Dairy-free? – Use plant-based cream and skip the Parmesan.
Make it spicy – Add red pepper flakes or a dash of hot sauce.
Storage & Leftovers
To store: Let cool completely, then transfer to an airtight container.
Refrigerate for up to 3 days.
To reheat: Warm in the microwave or on the stovetop over low heat.
Add a splash of broth or cream if needed.
To freeze: Freeze in portions in freezer-safe containers for up to 2 months.
Thaw overnight in the fridge before reheating.
FAQs
Can I use rotisserie chicken in this recipe?
Yes! Rotisserie chicken is perfect here and saves tons of time.
Can I use different pasta?
Absolutely. Penne, rotini, or shells also work—just make sure they’re cooked al dente.
How do I make it extra cheesy?
Add a handful of shredded cheddar or mozzarella at the end—or bake it with cheese on top!
Can I make this ahead?
Yes, just prepare and refrigerate. Reheat gently when ready to serve.

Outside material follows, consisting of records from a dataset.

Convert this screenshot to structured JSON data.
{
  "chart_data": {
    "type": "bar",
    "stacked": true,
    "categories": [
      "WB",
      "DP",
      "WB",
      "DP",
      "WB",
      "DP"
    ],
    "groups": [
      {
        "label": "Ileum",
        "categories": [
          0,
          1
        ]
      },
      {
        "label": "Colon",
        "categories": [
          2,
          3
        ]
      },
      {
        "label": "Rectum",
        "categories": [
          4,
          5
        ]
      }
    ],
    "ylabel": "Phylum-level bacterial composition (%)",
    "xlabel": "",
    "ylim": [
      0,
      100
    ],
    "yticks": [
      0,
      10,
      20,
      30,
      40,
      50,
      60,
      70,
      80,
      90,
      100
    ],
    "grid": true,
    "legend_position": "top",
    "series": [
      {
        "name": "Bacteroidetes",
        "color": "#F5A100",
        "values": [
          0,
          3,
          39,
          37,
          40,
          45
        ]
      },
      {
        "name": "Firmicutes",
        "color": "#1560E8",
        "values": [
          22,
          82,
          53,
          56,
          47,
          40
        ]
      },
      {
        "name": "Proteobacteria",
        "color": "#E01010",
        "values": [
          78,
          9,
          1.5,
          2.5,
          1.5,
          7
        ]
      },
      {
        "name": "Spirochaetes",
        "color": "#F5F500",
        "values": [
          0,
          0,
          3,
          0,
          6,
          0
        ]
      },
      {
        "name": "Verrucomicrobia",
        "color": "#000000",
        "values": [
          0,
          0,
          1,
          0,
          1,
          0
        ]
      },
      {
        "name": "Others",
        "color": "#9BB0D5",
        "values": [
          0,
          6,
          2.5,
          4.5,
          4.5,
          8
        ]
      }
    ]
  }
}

Is this recipe freezer-friendly?
Definitely. Freeze cooled portions and reheat later for quick meals.
What veggies can I add or swap?
Try green beans, mushrooms, spinach, or bell peppers for variety.
Can I make this gluten-free?
Yes—use GF pasta and a gluten-free flour substitute for the roux.
Final Thoughts
This Chicken Noodle Skillet Casserole is one of those dishes that always brings comfort.
It’s filling, flavorful, and endlessly adaptable.
I’ve made it for weeknights, snow days, and even sick days—it never fails to warm both the belly and the heart.
Make a big batch—you’ll be grateful for the leftovers!

Creamy Chicken Noodle Skillet Casserole
Ingredients
Method
- Cook egg noodles in salted water until al dente. Drain and set aside.
- In a large skillet or Dutch oven, melt butter. Sauté onion, celery, and carrots until tender.
- Add garlic and cook 1–2 minutes.
- Sprinkle flour over veggies, stir, and cook 1–2 minutes.
- Gradually add broth and cream, whisking until smooth.
- Stir in thyme, sage, salt, and pepper. Simmer until thickened.
- See full steps with tips & photos → https://theboatshedcafe.com/creamy-chicken-noodle-skillet-casserole/
Notes
- Rotisserie chicken makes this recipe even faster.
- If the sauce is too thick, add a splash of broth or cream.
- Add mushrooms or spinach for more veggie variety.